Я с достоинством достал блокнот и карандаш и приготовился писать. Семен Витальевич колебался. Я кинул на него ободряющий взгляд.
- Ну, сны...- пробормотал он,- Снятся мне уже лет пять. Вот как тик начался, так и сны пошли. Я уж куда только не обращался. Врачи говорят невроз.
Он с вернувшимся сомнением посмотрел в мою сторону.
- В неврологии сейчас не все еще ясно. Наука, знаете ли новая... Тот же традиционный взгляд на невралгический тик имеет массу изъянов. Многое пересматривается.
- Ну, сны,- повторил Степанов,- Что сны. Снится мне вода... Может, море или река
Я сделал в блокноте быструю пометку.
- И будто я иду к берегу.
- А река какая ?
- Да черт его знает. Темно там. И еще я на дудке такой играю.
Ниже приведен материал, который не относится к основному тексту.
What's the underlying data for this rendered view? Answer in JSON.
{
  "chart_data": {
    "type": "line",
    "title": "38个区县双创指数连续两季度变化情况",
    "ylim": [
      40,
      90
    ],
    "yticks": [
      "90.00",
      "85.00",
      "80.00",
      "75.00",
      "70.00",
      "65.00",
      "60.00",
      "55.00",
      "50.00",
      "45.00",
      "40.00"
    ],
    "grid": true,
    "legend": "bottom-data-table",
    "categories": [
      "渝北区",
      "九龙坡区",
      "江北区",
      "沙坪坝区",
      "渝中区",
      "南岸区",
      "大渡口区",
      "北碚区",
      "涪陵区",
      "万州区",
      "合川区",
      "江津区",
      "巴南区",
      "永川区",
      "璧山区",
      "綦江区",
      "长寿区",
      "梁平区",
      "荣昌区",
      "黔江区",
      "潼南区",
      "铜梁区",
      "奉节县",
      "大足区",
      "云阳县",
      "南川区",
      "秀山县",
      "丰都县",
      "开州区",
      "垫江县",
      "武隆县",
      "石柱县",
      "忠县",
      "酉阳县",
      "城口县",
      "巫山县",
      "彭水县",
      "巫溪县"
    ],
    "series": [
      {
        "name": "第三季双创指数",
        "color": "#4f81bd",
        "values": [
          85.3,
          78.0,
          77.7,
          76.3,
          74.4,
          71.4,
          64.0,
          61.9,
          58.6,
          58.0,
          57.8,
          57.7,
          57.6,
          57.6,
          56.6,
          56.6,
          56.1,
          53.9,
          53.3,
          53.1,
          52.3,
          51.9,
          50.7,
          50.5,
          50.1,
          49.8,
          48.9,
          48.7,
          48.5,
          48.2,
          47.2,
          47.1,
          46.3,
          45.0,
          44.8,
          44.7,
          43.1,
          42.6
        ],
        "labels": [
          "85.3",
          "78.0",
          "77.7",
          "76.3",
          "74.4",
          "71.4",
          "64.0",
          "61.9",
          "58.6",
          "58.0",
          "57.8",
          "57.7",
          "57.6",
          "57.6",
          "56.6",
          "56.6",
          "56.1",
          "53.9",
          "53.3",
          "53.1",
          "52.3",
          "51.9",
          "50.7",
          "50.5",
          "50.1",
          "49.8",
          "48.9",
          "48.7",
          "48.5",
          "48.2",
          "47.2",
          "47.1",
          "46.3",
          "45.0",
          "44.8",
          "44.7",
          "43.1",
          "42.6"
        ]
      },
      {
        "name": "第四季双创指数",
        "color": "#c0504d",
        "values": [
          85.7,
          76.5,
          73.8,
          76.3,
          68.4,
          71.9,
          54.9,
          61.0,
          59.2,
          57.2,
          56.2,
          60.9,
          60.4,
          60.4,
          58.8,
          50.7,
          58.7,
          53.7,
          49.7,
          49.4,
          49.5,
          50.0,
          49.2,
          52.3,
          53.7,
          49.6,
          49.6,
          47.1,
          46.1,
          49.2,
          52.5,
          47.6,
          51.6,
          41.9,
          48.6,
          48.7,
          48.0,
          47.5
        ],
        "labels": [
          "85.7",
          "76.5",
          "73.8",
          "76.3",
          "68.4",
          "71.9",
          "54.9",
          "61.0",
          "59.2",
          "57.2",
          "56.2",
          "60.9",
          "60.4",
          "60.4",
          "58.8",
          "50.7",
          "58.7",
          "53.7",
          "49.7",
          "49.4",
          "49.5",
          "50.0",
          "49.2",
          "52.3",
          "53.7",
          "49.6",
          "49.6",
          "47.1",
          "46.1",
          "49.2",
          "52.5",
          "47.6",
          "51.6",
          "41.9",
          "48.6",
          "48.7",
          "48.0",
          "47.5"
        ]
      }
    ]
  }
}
Он показал как играет, поднеся руки ко рту. Получалось, что он играет на флейте. Я кивнул, и Степанов опустил одну руку. Пальцами второй он продолжал закрывать в воздухе невидимые отверстия. Движения были мягкими и уверенными, Степанов их явно не контролировал Потом замер и с видимым усилием опустил ее.
- Вот видите,- он виновато наклонил голову,- Руки не слушаются.
За секунду до этого мне показалось, что в грязной кухне играла медленная и завораживающая мелодия. Я отогнал эту мысль и черкнул еще несколько строк в блокноте.
- Да,- оживился он,- И еще я иду к этой воде спиной и слышу перед собой шорохи.
- Ну что ты скажешь ? - спросил Шульгин в машине.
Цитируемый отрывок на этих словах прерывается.